A scatter plot of feeding scores of TAC conditioned (n=26) and control snails (n=18) are shown. Scores were obtained from pre-test and post-test at 10 min or 24 h after conditioning procedure. Snails were conditioned with 20 paired presentations of sucrose (CS) first then a tactile stimulus to the head (US) or vice versa as forward or backward conditioning, respectively. Naïve animals (n=12) were placed in the experimental chamber for the same period of conditioning. In the CS-US conditioning group (left panel) open circles represented scores obtained from good-performers (n=8), while open squares, open diamond represented poor-performer (n=9) and animals without acquisition of learning (no memory) (n=9), respectively.
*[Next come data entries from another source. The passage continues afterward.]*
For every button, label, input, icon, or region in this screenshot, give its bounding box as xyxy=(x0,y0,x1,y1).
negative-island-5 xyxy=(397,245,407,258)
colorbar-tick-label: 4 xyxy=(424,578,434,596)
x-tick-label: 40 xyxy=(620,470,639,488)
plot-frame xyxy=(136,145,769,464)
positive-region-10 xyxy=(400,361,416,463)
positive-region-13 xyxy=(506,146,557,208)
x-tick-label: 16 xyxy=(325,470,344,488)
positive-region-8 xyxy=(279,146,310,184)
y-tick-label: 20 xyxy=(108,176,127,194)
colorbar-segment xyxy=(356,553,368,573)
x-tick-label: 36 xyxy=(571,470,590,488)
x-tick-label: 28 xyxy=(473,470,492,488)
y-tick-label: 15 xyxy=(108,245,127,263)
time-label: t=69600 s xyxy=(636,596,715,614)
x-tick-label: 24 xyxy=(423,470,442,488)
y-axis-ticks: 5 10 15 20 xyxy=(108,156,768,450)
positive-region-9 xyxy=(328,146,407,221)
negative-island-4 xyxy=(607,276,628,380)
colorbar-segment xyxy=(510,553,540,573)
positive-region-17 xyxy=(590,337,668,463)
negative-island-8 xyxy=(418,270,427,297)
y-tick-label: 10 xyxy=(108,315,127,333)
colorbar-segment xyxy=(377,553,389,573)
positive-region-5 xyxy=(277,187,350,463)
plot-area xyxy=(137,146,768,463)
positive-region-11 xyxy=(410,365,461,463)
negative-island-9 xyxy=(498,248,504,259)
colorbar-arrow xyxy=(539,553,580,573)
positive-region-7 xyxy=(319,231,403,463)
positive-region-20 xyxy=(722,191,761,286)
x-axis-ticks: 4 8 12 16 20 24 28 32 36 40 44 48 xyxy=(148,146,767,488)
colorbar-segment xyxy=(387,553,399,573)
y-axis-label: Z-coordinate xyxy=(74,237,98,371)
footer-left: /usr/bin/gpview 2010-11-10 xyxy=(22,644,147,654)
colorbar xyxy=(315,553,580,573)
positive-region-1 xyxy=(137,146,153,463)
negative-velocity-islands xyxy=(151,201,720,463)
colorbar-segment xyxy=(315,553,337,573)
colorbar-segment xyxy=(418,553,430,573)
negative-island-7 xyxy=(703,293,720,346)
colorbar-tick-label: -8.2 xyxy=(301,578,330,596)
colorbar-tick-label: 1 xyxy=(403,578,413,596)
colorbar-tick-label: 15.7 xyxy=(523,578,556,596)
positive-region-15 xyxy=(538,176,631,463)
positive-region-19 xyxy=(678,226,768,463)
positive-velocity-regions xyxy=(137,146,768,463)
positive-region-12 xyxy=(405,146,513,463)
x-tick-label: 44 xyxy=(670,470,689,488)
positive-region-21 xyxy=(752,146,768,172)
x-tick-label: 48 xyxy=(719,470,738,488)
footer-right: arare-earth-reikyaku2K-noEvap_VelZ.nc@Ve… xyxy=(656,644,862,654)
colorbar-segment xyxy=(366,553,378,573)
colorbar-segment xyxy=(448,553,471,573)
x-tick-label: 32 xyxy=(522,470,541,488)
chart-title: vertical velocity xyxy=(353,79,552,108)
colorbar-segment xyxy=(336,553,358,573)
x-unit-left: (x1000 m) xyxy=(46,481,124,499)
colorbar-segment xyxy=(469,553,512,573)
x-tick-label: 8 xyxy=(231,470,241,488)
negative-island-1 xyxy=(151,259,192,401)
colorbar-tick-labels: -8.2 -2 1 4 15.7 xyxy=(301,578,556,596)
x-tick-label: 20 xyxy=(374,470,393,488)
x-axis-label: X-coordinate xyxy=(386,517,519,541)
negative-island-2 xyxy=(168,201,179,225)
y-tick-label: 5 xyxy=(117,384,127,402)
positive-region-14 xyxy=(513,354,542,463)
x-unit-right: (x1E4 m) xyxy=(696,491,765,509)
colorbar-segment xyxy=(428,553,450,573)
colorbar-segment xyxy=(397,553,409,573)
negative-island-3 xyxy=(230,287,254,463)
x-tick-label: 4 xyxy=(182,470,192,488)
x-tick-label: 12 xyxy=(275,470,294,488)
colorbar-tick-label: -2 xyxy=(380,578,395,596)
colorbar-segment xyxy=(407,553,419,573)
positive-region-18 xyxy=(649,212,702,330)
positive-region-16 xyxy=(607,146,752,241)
Control (right panel) was included snails of 12 naïve (+) and 6 backward conditioning (•) with US-CS pairs. Horizontal lines denoted each average scores (Conditioned group: line- good performer; dash- poor performer; dash- no memory| Control group: line-backward; dot-naïve). Note that the behavioral scores of animal without memory, backward conditioner and naïve were statistically identical. Statistical test was performed between the score of pre-test and that of post-test (10 min and 24 h). Even poor-performers showed significant *p<0.05, ⁺p<0.0001, NS: not significant

Figure 4

Representative spontaneous activities of CGC, and B3 were displayed in naïve A) and good performer preparations B). CGC and B3 were recorded simultaneously. Notice that B3 had spontaneous EPSP activities in naïve preparations while they were not relatively less active in the good performer preparation. The CGC activity was not different in good performer vs. naïve preparations though after-hyperpolarization in naïve became smaller. Calibration bars represented 20 mV and 20 second.

Figure 5

Representative spontaneous activities of N1M, and B3 were displayed in naïve A) and good performer preparations B). Each response was recorded simultaneously. Note that spontaneous impulse generation in N1M after conditioning was obviously more frequent (naïve vs. good performers; 3.3±1.1 Hz vs. 16.3±3.5 Hz) while spontaneous EPSPs in the good performer B3 became less frequent and the amplitude became significantly smaller. Calibration bars represented 20 mV and 20 s.

Figure 6

The amplitude of spontaneous EPSPs in naive preparations was significantly larger than that of the good performer preparations in B3 motoneuron. In addition to the larger amplitude, the EPSP frequency was also higher in naïve preparations.

Figure 7

Simultaneous recordings from N1M and B3 in response to CS presentation from a naïve A) and the good performer preparation B). The dotted line in each record represented the timing to start perfusion of 1 ml of 100 mM sucrose. In the naïve preparation, the sucrose application induced rhythmic fictive feeding activity in N1M and B3 in push-pull manner. However, such rhythmic fictive feeding activities did not induce by the presentation of CS in the good performers preparation.

Figure 8

Simultaneous recordings from RPeD11 and CGC. Depolarizing current injection into RPeD11 caused an inhibitory post-synaptic potential in CGC of approximately 5 mV in amplitude. This inhibitory input was sufficient to inhibit the spontaneous firing of the CGC.